Stealing Sins- Part 3
by Jerry A. Sierra
It’s a good thing I’m not superstitious
The job (I love calling it “the job”) is set for Thursday. Even though I’m not superstitious, I have to admit that Thursdays have been good for me.
I seem to recall that I first had sex on a Thursday (or was it a Tuesday? I sometimes get those two confused). And I’ve never been fired, or fired upon, or kicked or dumped by a woman on a Thursday. I’ve never had a waitress spill a half-eaten Western Omelet on my lap or add an extra side order to my bill on a Thursday.
Those things, when they happen, are usually on a Friday, as the masses focus on ending the work week and not on what they’re actually doing.
But wait. If we’re doing the job (I really love calling it “the job”) at 3 am, doesn’t that make it Friday?
Fridays can be bad news… I learned of Health Department layoffs on a Friday, at the end of the work day, and my boss usually saves her worst acts of disciplinary terrorism for late in the day on Fridays, as taught in management seminars all over the country (it gives the victim a weekend to plan a juicy revenge).
In LA, years ago, I had my car stolen from my garage on a Friday.
I’ve also learned that on Fridays it’s best to switch Adobe Dreamweaver from code view to design view to avoid hand coding mistakes.
Friday; it’s a good thing I’m not superstitious.
At work, during a Network Procedures meeting, I review the details of the job in my head;
- • Home from work, shower,
- • Meet the usual crowd for Thursday night dinner (a ritual)
- • Get home a little early
- • Sleep by 9:30 pm, alarm wakes me at 2:10 am
- • Get up, get ready, coffee (ready to drink)
- • 2:45 am, receive coded text message from Hector: “Afghanistan banana stand”

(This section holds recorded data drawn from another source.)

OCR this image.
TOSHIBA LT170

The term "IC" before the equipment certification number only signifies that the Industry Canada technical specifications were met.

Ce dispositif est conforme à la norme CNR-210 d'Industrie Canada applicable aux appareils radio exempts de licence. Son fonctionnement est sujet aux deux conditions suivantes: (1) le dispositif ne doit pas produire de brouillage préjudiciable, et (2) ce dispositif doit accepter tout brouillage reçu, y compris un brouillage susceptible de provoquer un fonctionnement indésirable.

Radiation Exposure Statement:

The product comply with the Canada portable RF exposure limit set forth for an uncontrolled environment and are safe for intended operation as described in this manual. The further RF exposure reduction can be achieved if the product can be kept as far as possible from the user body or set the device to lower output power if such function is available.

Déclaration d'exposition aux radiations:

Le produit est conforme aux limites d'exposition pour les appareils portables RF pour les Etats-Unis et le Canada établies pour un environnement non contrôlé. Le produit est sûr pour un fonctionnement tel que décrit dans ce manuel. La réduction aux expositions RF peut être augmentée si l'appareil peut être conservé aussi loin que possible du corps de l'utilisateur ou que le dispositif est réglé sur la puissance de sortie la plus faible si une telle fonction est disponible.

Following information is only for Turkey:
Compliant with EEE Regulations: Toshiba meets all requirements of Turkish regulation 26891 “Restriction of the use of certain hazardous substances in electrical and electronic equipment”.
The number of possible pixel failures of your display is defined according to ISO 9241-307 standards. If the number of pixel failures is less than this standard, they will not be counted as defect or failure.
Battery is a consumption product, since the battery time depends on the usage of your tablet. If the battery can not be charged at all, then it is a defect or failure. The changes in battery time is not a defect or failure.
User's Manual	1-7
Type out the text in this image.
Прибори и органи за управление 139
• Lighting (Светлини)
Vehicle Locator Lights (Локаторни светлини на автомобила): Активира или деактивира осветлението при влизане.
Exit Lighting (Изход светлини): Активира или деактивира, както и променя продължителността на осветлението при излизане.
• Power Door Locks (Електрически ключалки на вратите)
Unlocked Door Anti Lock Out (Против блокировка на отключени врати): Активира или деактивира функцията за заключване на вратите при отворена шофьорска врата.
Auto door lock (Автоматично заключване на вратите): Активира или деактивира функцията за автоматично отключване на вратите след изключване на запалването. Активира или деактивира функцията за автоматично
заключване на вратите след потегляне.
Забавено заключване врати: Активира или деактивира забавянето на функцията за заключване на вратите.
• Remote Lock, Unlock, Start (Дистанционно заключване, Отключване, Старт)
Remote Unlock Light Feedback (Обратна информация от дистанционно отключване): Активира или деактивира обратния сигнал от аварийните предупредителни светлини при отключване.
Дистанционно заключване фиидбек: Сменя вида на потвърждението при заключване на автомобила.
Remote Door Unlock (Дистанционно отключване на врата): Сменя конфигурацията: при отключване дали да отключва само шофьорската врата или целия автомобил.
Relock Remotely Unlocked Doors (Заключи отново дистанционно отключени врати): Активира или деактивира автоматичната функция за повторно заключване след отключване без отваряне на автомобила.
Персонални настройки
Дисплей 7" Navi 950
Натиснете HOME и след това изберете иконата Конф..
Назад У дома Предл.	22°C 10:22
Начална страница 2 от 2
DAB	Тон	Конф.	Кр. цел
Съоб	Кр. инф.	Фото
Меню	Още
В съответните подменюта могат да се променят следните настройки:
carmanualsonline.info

- • Go outside as truck pulls up, climb in, we’re all quiet, concentrating on the job
- • 2:51 pm, truck turns right on Valencia, we park, get ou
- • Chico opens the lock in 45 seconds, we go in, 55 seconds
- • Scout the location, 1 minute 45 seconds, examine the boards, 3 minutes
- • Outside, I place a large tarp on the sidewalk while Hector and Chico work on detaching the various pieces, 5 minutes,
- • I secure the area, watching out for cops, graffiti taggers and zombies
- • The frame begins to come off, moving forward, and I see that it is heavier than we anticipated, 6 min 30 sec
- • We place it over the tarp face down and Chico begins to remove excess 2 x 4s from the frame, 7 min
- • At 8 min we’re ready to remove the right-side panel (with the signature) and Chico counts down; three, two, one, and we pull the panel off very carefully (I hold it in the center, Chico and Hector at opposite ends)
- • We wrap the larger piece like a burrito, load it on the truck, 10 min
- • We load the right-side panel, cover them, collect the tools, 10 min 35 sec
- • the job goes like clockwork
- • We are a good crew: “What the cops never figured out… and what I know now, is that these men would never break… never lie down… never bend over for anybody… anybody.”
- • We’re a block away, 11 min
- • Four minutes later we pull up in front of my apartment, I exit the truck, they go on and turn right at the corner
- • I go into my apartment, proceed to the back door and turn on the light in the utility area (not seen from the street)
- • The truck stops around the side (where it’s dark) and my partners bring in the wrapped pieces through the back door, standing them against the wall
- • They exit and I turn off the light
- • The next day they arrive about 11am
- • We carefully bring the pieces up the back stairs
- • We reattach the right-side panel
- • We stand the mural in its new refuge
It’s a good plan. I review it in my head a dozen times, tossing in obstacles and elements of the unknown; graffiti taggers, gang members, neighbors walking home from wherever they parked, zombies… Planning is key, as revealed in The Italian Job; first you see the whole picture then you cover all the angles.